É impossível não relacionar “Acorda, Carlo!” com “Irmão do Jorel”, pois ambas são fruto da mente criativa de Juliano Enrico, o irmão do Jorel em pessoa, e realizadas pela Copa Studio, além de terem Melissa Garcia como diretora de voz. Assim, a nova série em animação da Netflix, a primeira original brasileira, oferece logo de cara uma certa familiaridade ao espectador, mas é só.
“Acorda, Carlo” é, a princípio, a jornada de Carlo (Gustavo Pereira), uma criança de sete anos na Ilha da Diversão Sem Motivo comandada pela Montanha Solange (Evelyn Castro). A vida por lá, como o nome diz, é apenas diversão, sem nenhum compromisso, e biscoito Goiabitos (referência bem capixaba no meio da série). Durante uma brincadeira de pique-esconde, Carlo se esconde na Floresta Sinistra e seu melhor amigo, Alberto (Andrei Duarte), um monstro aventureiro, não consegue encontrá-lo.

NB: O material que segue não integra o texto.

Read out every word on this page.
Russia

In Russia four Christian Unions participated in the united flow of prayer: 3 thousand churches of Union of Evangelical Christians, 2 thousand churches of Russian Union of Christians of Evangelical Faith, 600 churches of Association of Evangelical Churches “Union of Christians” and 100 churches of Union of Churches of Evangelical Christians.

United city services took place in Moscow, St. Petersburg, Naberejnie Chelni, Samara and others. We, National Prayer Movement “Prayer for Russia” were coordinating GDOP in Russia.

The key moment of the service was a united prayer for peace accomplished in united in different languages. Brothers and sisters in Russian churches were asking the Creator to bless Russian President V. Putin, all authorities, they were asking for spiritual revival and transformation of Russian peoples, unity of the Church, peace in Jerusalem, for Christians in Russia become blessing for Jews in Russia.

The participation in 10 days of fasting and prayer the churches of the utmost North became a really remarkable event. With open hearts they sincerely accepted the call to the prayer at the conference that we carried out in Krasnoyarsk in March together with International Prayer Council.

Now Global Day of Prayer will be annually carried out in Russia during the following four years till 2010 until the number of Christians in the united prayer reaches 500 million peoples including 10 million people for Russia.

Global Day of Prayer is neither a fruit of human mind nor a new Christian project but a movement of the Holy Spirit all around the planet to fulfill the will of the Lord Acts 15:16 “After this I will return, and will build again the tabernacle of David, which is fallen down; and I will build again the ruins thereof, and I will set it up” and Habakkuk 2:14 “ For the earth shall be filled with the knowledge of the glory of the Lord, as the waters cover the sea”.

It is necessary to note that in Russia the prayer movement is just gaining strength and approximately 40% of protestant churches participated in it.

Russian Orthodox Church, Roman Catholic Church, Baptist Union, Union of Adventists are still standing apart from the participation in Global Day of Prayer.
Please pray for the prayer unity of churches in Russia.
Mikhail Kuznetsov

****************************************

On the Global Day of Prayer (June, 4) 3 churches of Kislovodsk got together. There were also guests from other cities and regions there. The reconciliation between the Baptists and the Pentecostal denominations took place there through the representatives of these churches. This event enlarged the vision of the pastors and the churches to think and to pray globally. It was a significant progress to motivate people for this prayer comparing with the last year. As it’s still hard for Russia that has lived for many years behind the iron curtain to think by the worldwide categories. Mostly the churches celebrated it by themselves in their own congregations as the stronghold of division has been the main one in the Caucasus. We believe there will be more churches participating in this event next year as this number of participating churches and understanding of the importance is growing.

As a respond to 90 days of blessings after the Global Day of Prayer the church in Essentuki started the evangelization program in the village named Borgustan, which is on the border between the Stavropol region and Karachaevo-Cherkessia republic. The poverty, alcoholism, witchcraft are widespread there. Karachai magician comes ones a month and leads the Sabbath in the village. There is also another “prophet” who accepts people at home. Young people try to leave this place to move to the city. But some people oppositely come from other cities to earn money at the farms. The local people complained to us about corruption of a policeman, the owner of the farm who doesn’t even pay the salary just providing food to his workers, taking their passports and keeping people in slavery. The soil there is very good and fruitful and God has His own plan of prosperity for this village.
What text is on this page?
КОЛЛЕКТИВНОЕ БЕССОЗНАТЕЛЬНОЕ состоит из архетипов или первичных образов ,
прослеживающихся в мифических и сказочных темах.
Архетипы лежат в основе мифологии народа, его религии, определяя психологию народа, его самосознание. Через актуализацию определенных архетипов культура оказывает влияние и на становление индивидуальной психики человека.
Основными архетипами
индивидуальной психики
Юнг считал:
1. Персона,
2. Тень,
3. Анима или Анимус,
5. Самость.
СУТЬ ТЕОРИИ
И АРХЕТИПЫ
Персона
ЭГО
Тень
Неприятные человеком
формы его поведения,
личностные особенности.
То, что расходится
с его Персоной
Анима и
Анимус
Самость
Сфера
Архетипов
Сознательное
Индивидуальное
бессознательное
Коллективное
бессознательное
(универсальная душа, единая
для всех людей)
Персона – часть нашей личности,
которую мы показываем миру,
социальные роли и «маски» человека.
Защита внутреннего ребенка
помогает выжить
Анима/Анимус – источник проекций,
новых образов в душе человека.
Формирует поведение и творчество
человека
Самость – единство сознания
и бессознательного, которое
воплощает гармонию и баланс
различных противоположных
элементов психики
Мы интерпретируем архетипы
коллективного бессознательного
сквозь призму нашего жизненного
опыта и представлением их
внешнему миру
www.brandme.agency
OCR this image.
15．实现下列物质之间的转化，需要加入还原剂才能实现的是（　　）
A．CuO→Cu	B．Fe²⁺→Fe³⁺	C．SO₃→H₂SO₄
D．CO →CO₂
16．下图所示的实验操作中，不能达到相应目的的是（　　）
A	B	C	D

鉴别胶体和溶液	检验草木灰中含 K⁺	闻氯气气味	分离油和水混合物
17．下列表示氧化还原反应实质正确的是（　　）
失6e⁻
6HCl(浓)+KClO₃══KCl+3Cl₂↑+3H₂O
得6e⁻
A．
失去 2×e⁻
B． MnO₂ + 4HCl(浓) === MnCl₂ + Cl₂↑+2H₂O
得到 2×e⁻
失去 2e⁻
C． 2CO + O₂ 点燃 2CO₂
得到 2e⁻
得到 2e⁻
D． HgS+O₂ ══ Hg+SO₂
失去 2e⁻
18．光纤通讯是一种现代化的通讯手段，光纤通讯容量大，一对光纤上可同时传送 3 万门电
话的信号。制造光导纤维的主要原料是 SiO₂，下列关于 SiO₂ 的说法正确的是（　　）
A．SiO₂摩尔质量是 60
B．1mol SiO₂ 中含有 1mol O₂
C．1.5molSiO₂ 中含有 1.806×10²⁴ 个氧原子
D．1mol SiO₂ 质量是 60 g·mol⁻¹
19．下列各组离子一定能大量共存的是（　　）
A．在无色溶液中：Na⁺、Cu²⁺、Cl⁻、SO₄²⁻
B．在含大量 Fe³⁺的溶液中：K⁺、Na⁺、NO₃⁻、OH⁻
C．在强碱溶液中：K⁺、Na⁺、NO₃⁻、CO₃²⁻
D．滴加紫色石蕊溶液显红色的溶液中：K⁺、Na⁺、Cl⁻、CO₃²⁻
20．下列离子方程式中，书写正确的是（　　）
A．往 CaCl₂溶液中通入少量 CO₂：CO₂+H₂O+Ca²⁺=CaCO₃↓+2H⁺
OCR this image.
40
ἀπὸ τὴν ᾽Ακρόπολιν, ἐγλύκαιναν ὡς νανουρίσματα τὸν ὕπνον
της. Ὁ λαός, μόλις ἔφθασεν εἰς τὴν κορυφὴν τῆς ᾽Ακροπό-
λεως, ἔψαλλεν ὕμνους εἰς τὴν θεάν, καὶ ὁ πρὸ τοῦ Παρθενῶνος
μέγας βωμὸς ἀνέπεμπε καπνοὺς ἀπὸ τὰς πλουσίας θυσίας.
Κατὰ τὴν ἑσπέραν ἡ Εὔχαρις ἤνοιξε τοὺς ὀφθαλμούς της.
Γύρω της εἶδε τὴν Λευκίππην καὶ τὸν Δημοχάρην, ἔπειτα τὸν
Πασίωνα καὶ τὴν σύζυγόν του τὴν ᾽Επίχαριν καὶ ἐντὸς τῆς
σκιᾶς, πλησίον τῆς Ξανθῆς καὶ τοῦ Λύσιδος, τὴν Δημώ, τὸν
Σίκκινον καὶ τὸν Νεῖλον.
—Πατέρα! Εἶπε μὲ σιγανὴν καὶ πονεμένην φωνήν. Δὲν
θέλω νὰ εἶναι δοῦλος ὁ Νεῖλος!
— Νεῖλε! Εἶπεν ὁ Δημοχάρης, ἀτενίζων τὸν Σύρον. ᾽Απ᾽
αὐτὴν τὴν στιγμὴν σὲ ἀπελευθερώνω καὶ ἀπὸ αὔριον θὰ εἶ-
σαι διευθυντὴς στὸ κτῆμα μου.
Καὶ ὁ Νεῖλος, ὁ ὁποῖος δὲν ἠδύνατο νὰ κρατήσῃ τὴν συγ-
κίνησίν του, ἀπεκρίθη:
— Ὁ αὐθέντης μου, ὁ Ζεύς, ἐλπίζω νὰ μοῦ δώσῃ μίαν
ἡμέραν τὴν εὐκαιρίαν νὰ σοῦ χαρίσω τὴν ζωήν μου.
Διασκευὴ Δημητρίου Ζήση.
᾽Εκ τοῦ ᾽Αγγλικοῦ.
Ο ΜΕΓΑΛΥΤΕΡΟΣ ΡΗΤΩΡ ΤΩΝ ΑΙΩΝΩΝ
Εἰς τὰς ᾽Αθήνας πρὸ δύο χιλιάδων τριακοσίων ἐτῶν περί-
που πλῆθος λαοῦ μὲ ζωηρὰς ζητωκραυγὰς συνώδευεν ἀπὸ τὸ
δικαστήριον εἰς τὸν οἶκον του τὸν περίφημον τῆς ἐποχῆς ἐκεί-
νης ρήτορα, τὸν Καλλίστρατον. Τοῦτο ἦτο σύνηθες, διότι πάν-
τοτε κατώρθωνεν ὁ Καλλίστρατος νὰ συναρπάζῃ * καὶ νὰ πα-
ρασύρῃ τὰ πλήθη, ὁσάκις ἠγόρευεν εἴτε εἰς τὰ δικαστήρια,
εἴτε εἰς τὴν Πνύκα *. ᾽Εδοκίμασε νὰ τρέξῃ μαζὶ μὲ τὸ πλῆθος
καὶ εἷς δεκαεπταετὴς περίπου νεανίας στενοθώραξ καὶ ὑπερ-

Vinte e dois anos depois, tudo mudou. Carlo continua desaparecido, a Montanha Solange está adormecida, a Ilha da Diversão Sem Motivo agora é a Ilha das Decisões e comandada pelo Rei Blaus (Alexandre Moreno), e Alberto é um burocrata medroso que trabalha na Central de Processamento de Lembranças, um local em que a população é incentivada a arquivar qualquer lembrança. Tudo isso para o bom funcionamento da Zona de Conforto, um lugar em que ninguém é desafiado ou questiona nada – um povo sem memória, afinal, é um povo sem futuro.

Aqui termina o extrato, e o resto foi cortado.